Moving up the economic ladder is even harder than we thought
“Pulling yourself up by your bootstraps” is a phrase that used to describe trying to do something that was nearly impossible. (Imagine, for a moment, trying to stand up by pulling on your own shoes. You’d look pretty silly.)
But somewhere along the way, it’s become short-hand for the kind of crowd-pleasing rags to riches stories found everywhere from movie screens to the evening news. Americans are particularly enchanted with the idea that in this country, with enough hard work and grit, anyone can be successful.
A survey by the Pew Research Center found that 71% of Americans thought that hard work and a drive to succeed were more important to a person’s economic success than how much money their parents made or the state of the economy.
And this was in 2009, right after the American economy had the rug yanked out from underneath it.
But a new report from the National Bureau of Economic Research suggests that climbing the social and economic ladder in America is even harder than we thought. And it’s nowhere near as common as Americans think it is.

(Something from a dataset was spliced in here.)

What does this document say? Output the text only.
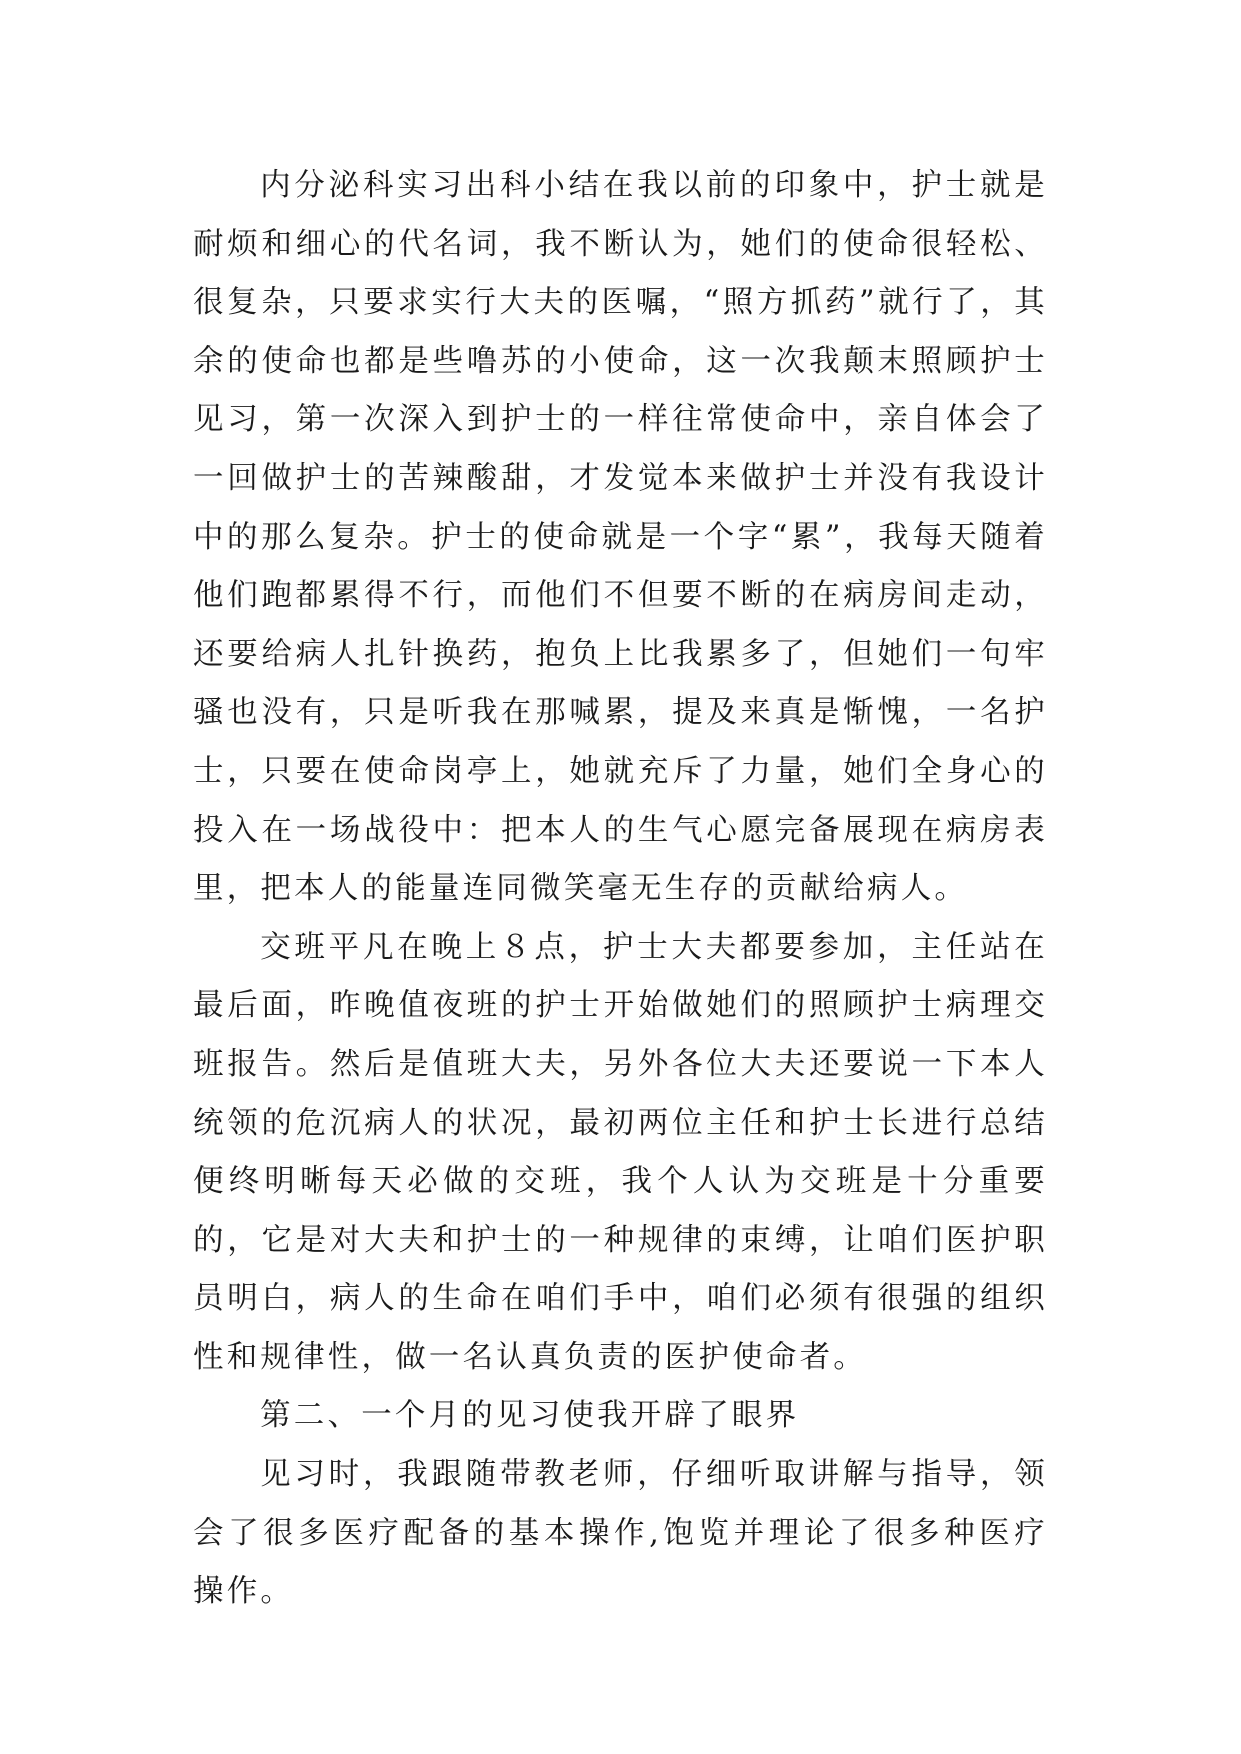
内分泌科实习出科小结在我以前的印象中，护士就是耐烦和细心的代名词，我不断认为，她们的使命很轻松、很复杂，只要求实行大夫的医嘱，“照方抓药”就行了，其余的使命也都是些噜苏的小使命，这一次我颠末照顾护士见习，第一次深入到护士的一样往常使命中，亲自体会了一回做护士的苦辣酸甜，才发觉本来做护士并没有我设计中的那么复杂。护士的使命就是一个字“累”，我每天随着他们跑都累得不行，而他们不但要不断的在病房间走动，还要给病人扎针换药，抱负上比我累多了，但她们一句牢骚也没有，只是听我在那喊累，提及来真是惭愧，一名护士，只要在使命岗亭上，她就充斥了力量，她们全身心的投入在一场战役中：把本人的生气心愿完备展现在病房表里，把本人的能量连同微笑毫无生存的贡献给病人。

交班平凡在晚上８点，护士大夫都要参加，主任站在最后面，昨晚值夜班的护士开始做她们的照顾护士病理交班报告。然后是值班大夫，另外各位大夫还要说一下本人统领的危沉病人的状况，最初两位主任和护士长进行总结便终明晰每天必做的交班，我个人认为交班是十分重要的，它是对大夫和护士的一种规律的束缚，让咱们医护职员明白，病人的生命在咱们手中，咱们必须有很强的组织性和规律性，做一名认真负责的医护使命者。

第二、一个月的见习使我开辟了眼界

见习时，我跟随带教老师，仔细听取讲解与指导，领会了很多医疗配备的基本操作,饱览并理论了很多种医疗操作。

The NBER researchers found that studies of American social and economic mobility are probably underestimating the influence of family resources on children’s success. That’s because most of that research has focused on the difference between parents and their children. What it hasn't measured is the influence of the wealth and resources of previous generations, like grandparents and great-grandparents.
For example, Washington Post reporter Ana Swanson writes, imagine that the son of a banker decides he’d rather become a poet than follow in his parent's footsteps. But then, a couple of decades later, his daughter returns to the family business.
“If you just looked at the poet and his daughter, you might think that economic mobility is alive and well in America -- she probably makes a lot more money than her father does. But actually, the daughter might be drawing on much older, preexisting family resources – such as financial resources, personal connections, or knowledge about how Wall Street works from her grandfather – that make it easier for her to become a banker than it is for the average kid.”
The researchers, who used educational attainment as a proxy for social and economic status, found that only looking at two-generation data sets underestimates the impact of family educational achievement by about 20%. And to be clear, we already knew that social mobility in the U.S. isn’t nearly as rosy as most Americans perceive it to be.
According to Ana Swanson in the Washington Post:
“Research by economists from Harvard and Berkeley found that fewer than 10 percent of people in the bottom fifth of the wealth distribution will make it into the top fifth. Things weren't much better for the middle class: Only about 20 percent of people in the middle fifth would rise into the top fifth over the course of their lives.”
Lead researcher Joseph Ferrie of Northwestern University told the Washington Post that the authors don't yet know why grandparents matter to mobility. But the report says previous research points to several ways grandparents could impact their grandchildren's social and economic outcomes including "inheritance of financial assets, inheritance of social networks, and the direct effects that personal contact between grandparents and their grandchildren could have."
Whatever the reason, it's pretty clear that the American Dream looks very different in real life than it does in the movies.